I’ve only read one article so far, but I’m really digging it
and I’m going to “follow” the blog and spend the next few days reading through
the archives.
As I was reading the comments on the most recent post I came
across the following in reference to one commenter saying that a specific (apparently
white) author was an immigrant:
Now now,
we all know that if it’s a white westerner they are an expat. That
unsavory label “immigrant” is reserved only for those of color and Eastern
Europeans.
This got me thinking about my own status and how I refer to
myself. Having been born and raised in the US,
I’m obviously a westerner – though I’m certainly not white – but both of my
parents were born and raised in Kenya
and came to the US
as immigrants. (Well, technically they came as students and ended up staying
and getting green cards, but to people who fight and argue against immigration,
that’s just splitting hairs.)
Because I’m a writer (and our imaginations tend to be the
biggest parts of ourselves) I’ve always had this romanticized idea of “going
abroad” to “find myself” and to form/bond with an “artists’ community”.
Basically, I wanted to go to France (preferably in the
mid-to-late 60’s) drink a lot of good wine, smoke cheap cigarettes and hang out
with a bunch of cool poets, writers, painters and musicians.
Central to this little fantasy was the idea of being an
“expat”: a cynical, *misunderstood* soul, so jaded and turned off by the
capitalistic ideas and ideals of mainstream American society that I’d have to
flee to more welcoming shores.
Of course, the fantasy was (and is) exactly that, but it did
color how I perceived my most recent journey.
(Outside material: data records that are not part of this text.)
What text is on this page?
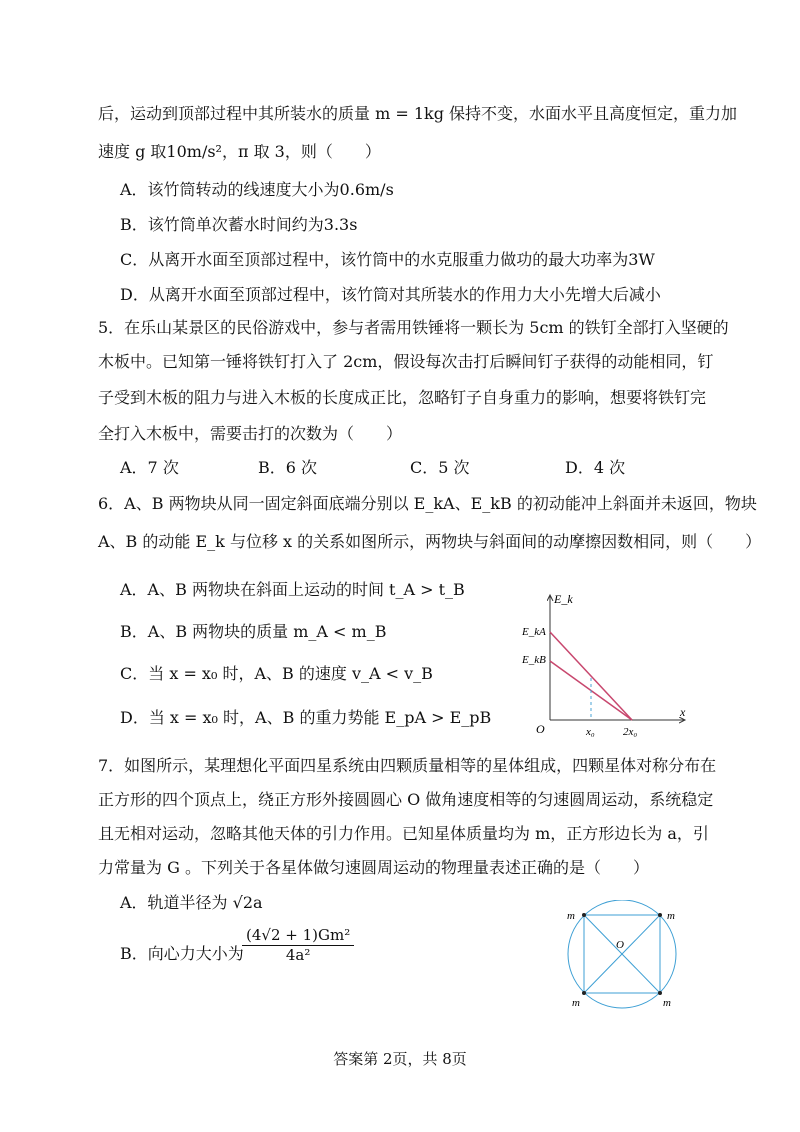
后，运动到顶部过程中其所装水的质量 m = 1kg 保持不变，水面水平且高度恒定，重力加
速度 g 取10m/s²，π 取 3，则（　　）
A．该竹筒转动的线速度大小为0.6m/s
B．该竹筒单次蓄水时间约为3.3s
C．从离开水面至顶部过程中，该竹筒中的水克服重力做功的最大功率为3W
D．从离开水面至顶部过程中，该竹筒对其所装水的作用力大小先增大后减小
5．在乐山某景区的民俗游戏中，参与者需用铁锤将一颗长为 5cm 的铁钉全部打入坚硬的
木板中。已知第一锤将铁钉打入了 2cm，假设每次击打后瞬间钉子获得的动能相同，钉
子受到木板的阻力与进入木板的长度成正比，忽略钉子自身重力的影响，想要将铁钉完
全打入木板中，需要击打的次数为（　　）
A．7 次	B．6 次	C．5 次	D．4 次
6．A、B 两物块从同一固定斜面底端分别以 E_kA、E_kB 的初动能冲上斜面并未返回，物块
A、B 的动能 E_k 与位移 x 的关系如图所示，两物块与斜面间的动摩擦因数相同，则（　　）
A．A、B 两物块在斜面上运动的时间 t_A > t_B
B．A、B 两物块的质量 m_A < m_B
C．当 x = x₀ 时，A、B 的速度 v_A < v_B
D．当 x = x₀ 时，A、B 的重力势能 E_pA > E_pB
E_k
x
O
E_kA
E_kB
x₀	2x₀
7．如图所示，某理想化平面四星系统由四颗质量相等的星体组成，四颗星体对称分布在
正方形的四个顶点上，绕正方形外接圆圆心 O 做角速度相等的匀速圆周运动，系统稳定
且无相对运动，忽略其他天体的引力作用。已知星体质量均为 m，正方形边长为 a，引
力常量为 G 。下列关于各星体做匀速圆周运动的物理量表述正确的是（　　）
A．轨道半径为 √2a
B．向心力大小为
$\frac{\text{(4√2 + 1)Gm²}}{\text{4a²}}$	O
m	m
m	m
答案第 2页，共 8页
I came back to Kenya
mostly to spend time with my mother, but it has become an amazing opportunity
to focus on my writing.
The first thing I did was set up this blog, and I needed a
title for it that
was both catchy yet true. That was how I came up with
“chatty expat”. It never occurred to me that, as my parents were, I too might
actually be an immigrant. Granted, I have family here (lots of family!) and, since both my parents are from here, it’s
been relatively easy for me to gain citizenship (significantly easier than it
was for some family members to become US citizens), but by what right do I
claim the title of expatriate?
I actually have a “foreigner certificate” (the Kenyan
version of a US
green card – though mine expired a month before
it was issued…which is a whole other blog post in itself), so in the eyes of
the government – at least the immigration section – I am, at the moment, a
(somewhat) ‘legal alien’: an immigrant.
Yet, coming back to Kenya
has been more about coming “home” than anything else. Though I don’t speak any
of the languages – except for English – and I’m pretty much out of the loop as
far as national and local politics and events (though, to be fair, I was the
same in the states), and I’ve yet to find a source of income, this is still my home. At least, in familial
terms. Can one really be an expat if one is returning to one’s roots?
And, to be honest, I’m still pretty much an American. I keep
similar hours to those I kept in the states. I haven’t really been trying to
learn Swahili. I get irritated by petty things that are just facts of life out
here, i.e. the power outages that occur with an unfortunate frequency…And I
really miss my friends in the states.
Then again, I am
excited to be here and glad that I came…
Maybe I should change the subtitle of my blog to “The
Inner-monologue of an Indecisive Immigrant”.